Rosen and Rosenthal are looking for a big chunk of that, especially those students eager to "learn to earn": nurses who would see a salary gain if they get certified in Legal Nurse Consulting, teachers who have to earn a master's degree, policemen who'd get a career boost from a few criminal justice courses, would-be stockbrokers in need of trading licenses, IT professionals who need to learn new programs, and anyone else whose jobs and lives are so demanding that they can't attend a physical facility for education. It will focus on graduate programs like MBAs and specialized associate degrees, as well as offer single-course certifications in fields such as criminal justice.

And lest students start feeling lost and on their own, a student union of sorts is planned, where students can meet online to swap notes and talk about their teachers. The professors -- most of whom teach at more traditional universities -- administer tests and conduct office hours online, offering, at least in theory, office hours around the clock.

Concord Law is fully accredited by the California Bar Association and the Distance Education Training Council, the industry's national standard bearer, and most of Kaplan College's other online courses also are accredited through their associations and boards. To Rosen, it's a good way for the company to prove itself. "Wherever there's an objective measurement, we want to be in that space," he says. "One of the reasons we started with law school is because there is an objective measure at the end by which anybody can see how we're doing."

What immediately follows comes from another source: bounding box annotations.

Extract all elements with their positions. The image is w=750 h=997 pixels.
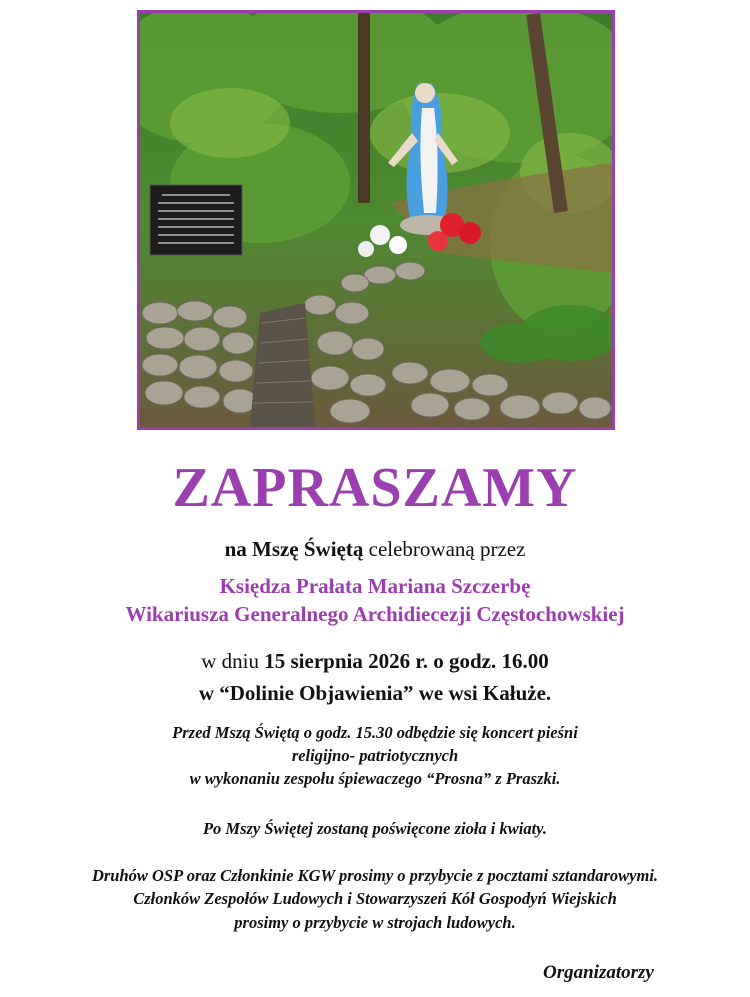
concert-line-3: w wykonaniu zespołu śpiewaczego “Prosna” z Praszki. [189,769,561,788]
blessing-note: Po Mszy Świętej zostaną poświęcone zioła i kwiaty. [202,819,548,838]
invite-line-2: Członków Zespołów Ludowych i Stowarzyszeń Kół Gospodyń Wiejskich [133,889,617,908]
invite-line-1: Druhów OSP oraz Członkinie KGW prosimy o przybycie z pocztami sztandarowymi. [91,866,659,885]
concert-line-1: Przed Mszą Świętą o godz. 15.30 odbędzie się koncert pieśni [172,723,578,742]
celebrant-title: Wikariusza Generalnego Archidiecezji Częstochowskiej [125,602,625,626]
mass-intro-rest: celebrowaną przez [363,537,526,561]
event-date [0,647,750,675]
celebrant-name: Księdza Prałata Mariana Szczerbę [219,574,531,598]
event-place: w “Dolinie Objawienia” we wsi Kałuże. [198,681,552,705]
mass-intro-bold: na Mszę Świętą [224,537,364,561]
signature: Organizatorzy [543,962,654,983]
headline: ZAPRASZAMY [172,457,578,519]
grotto-photo [137,10,615,430]
concert-line-2: religijno- patriotycznych [291,746,459,765]
event-date-value: 15 sierpnia 2026 r. o godz. 16.00 [264,649,549,673]
grotto-illustration [140,13,612,427]
invite-line-3: prosimy o przybycie w strojach ludowych. [234,913,516,932]
event-date-prefix: w dniu [201,649,265,673]
mass-intro [0,536,750,562]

Rosenthal brazenly predicts that Kaplan College will have more than 1 million enrolled students by 2004. That seems farfetched, but consider that Kaplan already has alumni in the millions. Hopefully, those graduates of its test-prep and education services will be as interested in learning for earning as is the company.

Rosen insists that he'd never send an 18-year-old to an online college: "But the flip side [is that] at age 40, there's no way you'd consider going anywhere else."